The face becomes obstructed and/or disappears and re-enters the view. Tracking works on a continuous basis, so any period of time in which the detector is not seeing the face will reset the tracking information.
GMVMultiDataOutput
The GMVMultiDataOutput
is a component for working with an arbitrary number of
detected items (in this case, faces). Its use was shown in the right portion of
the earlier diagram:
The FaceDetector
may detect multiple faces in each frame. Each face
corresponds to a distinct face detection, as specified by the “tracking”
setting above.
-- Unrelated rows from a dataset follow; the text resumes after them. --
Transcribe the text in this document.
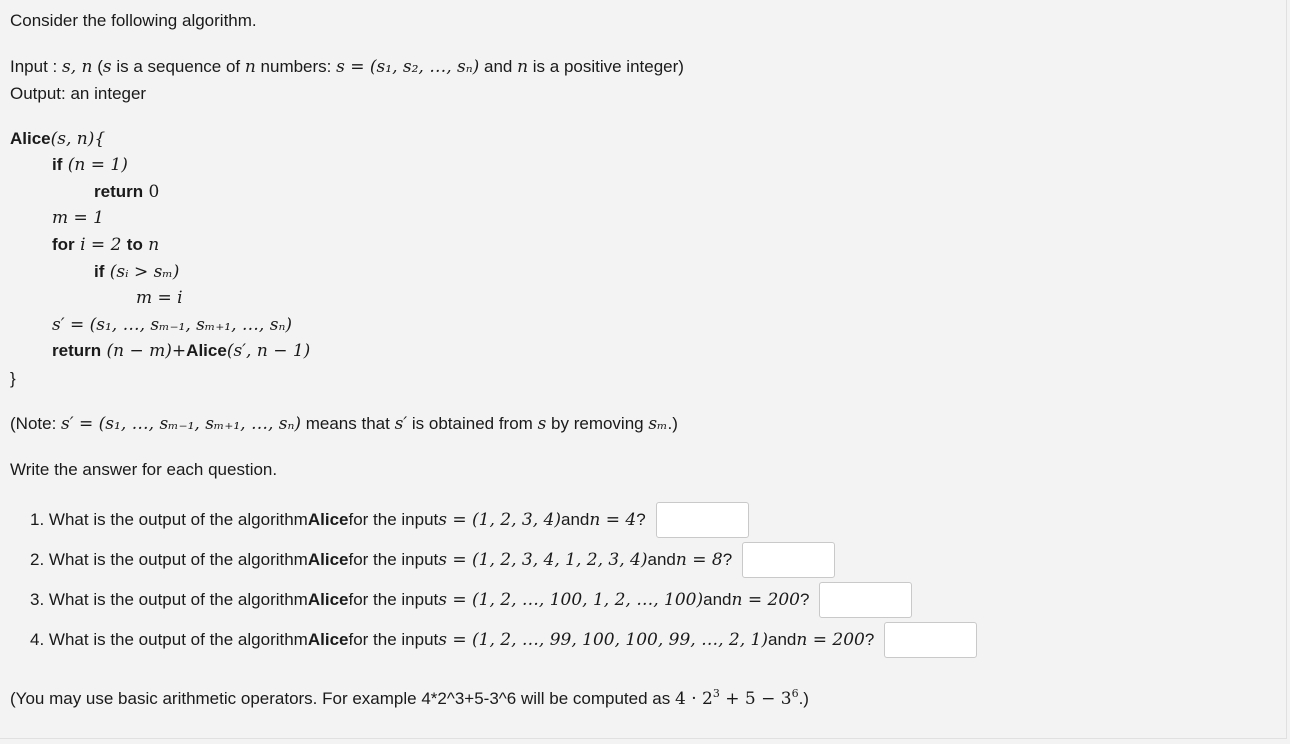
Consider the following algorithm.
Input : s, n (s is a sequence of n numbers: s = (s₁, s₂, …, sₙ) and n is a positive integer)
Output: an integer
Alice(s, n){
if (n = 1)
return 0
m = 1
for i = 2 to n
if (sᵢ > sₘ)
m = i
s′ = (s₁, …, sₘ₋₁, sₘ₊₁, …, sₙ)
return (n − m)+Alice(s′, n − 1)
}
(Note: s′ = (s₁, …, sₘ₋₁, sₘ₊₁, …, sₙ) means that s′ is obtained from s by removing sₘ.)
Write the answer for each question.
1.
What is the output of the algorithm Alice for the input s = (1, 2, 3, 4) and n = 4 ?
2.
What is the output of the algorithm Alice for the input s = (1, 2, 3, 4, 1, 2, 3, 4) and n = 8 ?
3.
What is the output of the algorithm Alice for the input s = (1, 2, …, 100, 1, 2, …, 100) and n = 200 ?
4.
What is the output of the algorithm Alice for the input s = (1, 2, …, 99, 100, 100, 99, …, 2, 1) and n = 200 ?
(You may use basic arithmetic operators. For example 4*2^3+5-3^6 will be computed as $4 \cdot 2^3 + 5 - 3^6$.)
The GMVMultiDataOutput
will call its delegate to
create a FaceTracker instance for every face detection that it sees.
#pragma mark - GMVMultiDataOutputDelegate
- (id<GMVOutputTrackerDelegate>)dataOutput:(GMVDataOutput *)dataOutput
trackerForFeature:(GMVFeature *)feature {
FaceTracker *tracker = [[FaceTracker alloc] init];
tracker.delegate = self;
return tracker;
}
As new faces are encountered, the GMVMultiDataOutput
will call its delegate to
create a FaceTracker
instance that conforms to GMVOutputTrackerDelegate
for
each face. As those faces move over time, updates are routed to the
appropriate face tracker instances. When a face is no longer visible, the
GMVMultiDataOutput
will dispose of its associated face tracker instance.
In this way, we dynamically create/track/destroy an individual face tracker
for each face that we encounter in the app.
Below is the implementation of FaceTracker
, which holds the state
associated with an individual face:
@implementation FaceTracker
#pragma mark - GMVOutputTrackerDelegate
- (void)dataOutput:(GMVDataOutput *)dataOutput detectedFeature:(GMVFeature *)feature {
self.leftEyeView = [[GooglyEyeView alloc] init];
self.rightEyeView = [[GooglyEyeView alloc] init];
[[self.delegate overlayView] addSubview:self.leftEyeView];
[[self.delegate overlayView] addSubview:self.rightEyeView];
}
- (void)dataOutput:(GMVDataOutput *)dataOutput
updateFocusingFeature:(GMVFaceFeature *)face
forResultSet:(NSArray<GMVFaceFeature *> *)features {
self.leftEyeView.hidden = NO;
self.rightEyeView.hidden = NO;
// Update left eye rect.
[self.leftEyeView updateEyeRect:[self eyeRect:face.leftEyePosition]];
[self.rightEyeView updateEyeRect:[self eyeRect:face.rightEyePosition]];
}
- (void)dataOutput:(GMVDataOutput *)dataOutput
updateMissingFeatures:(NSArray<GMVFaceFeature *> *)features {
self.leftEyeView.hidden = YES;
self.rightEyeView.hidden = YES;
}
- (void)dataOutputCompletedWithFocusingFeature:(GMVDataOutput *)dataOutput{
[self.leftEyeView removeFromSuperview];
[self.rightEyeView removeFromSuperview];
}
@end
Each FaceTracker
instance maintains associated GooglyEyeView
instances,
which are graphics objects created initially when the face is first encountered,
updated as the face changes, hidden when the face is temporarily missing, and
removed when the face is no longer visible.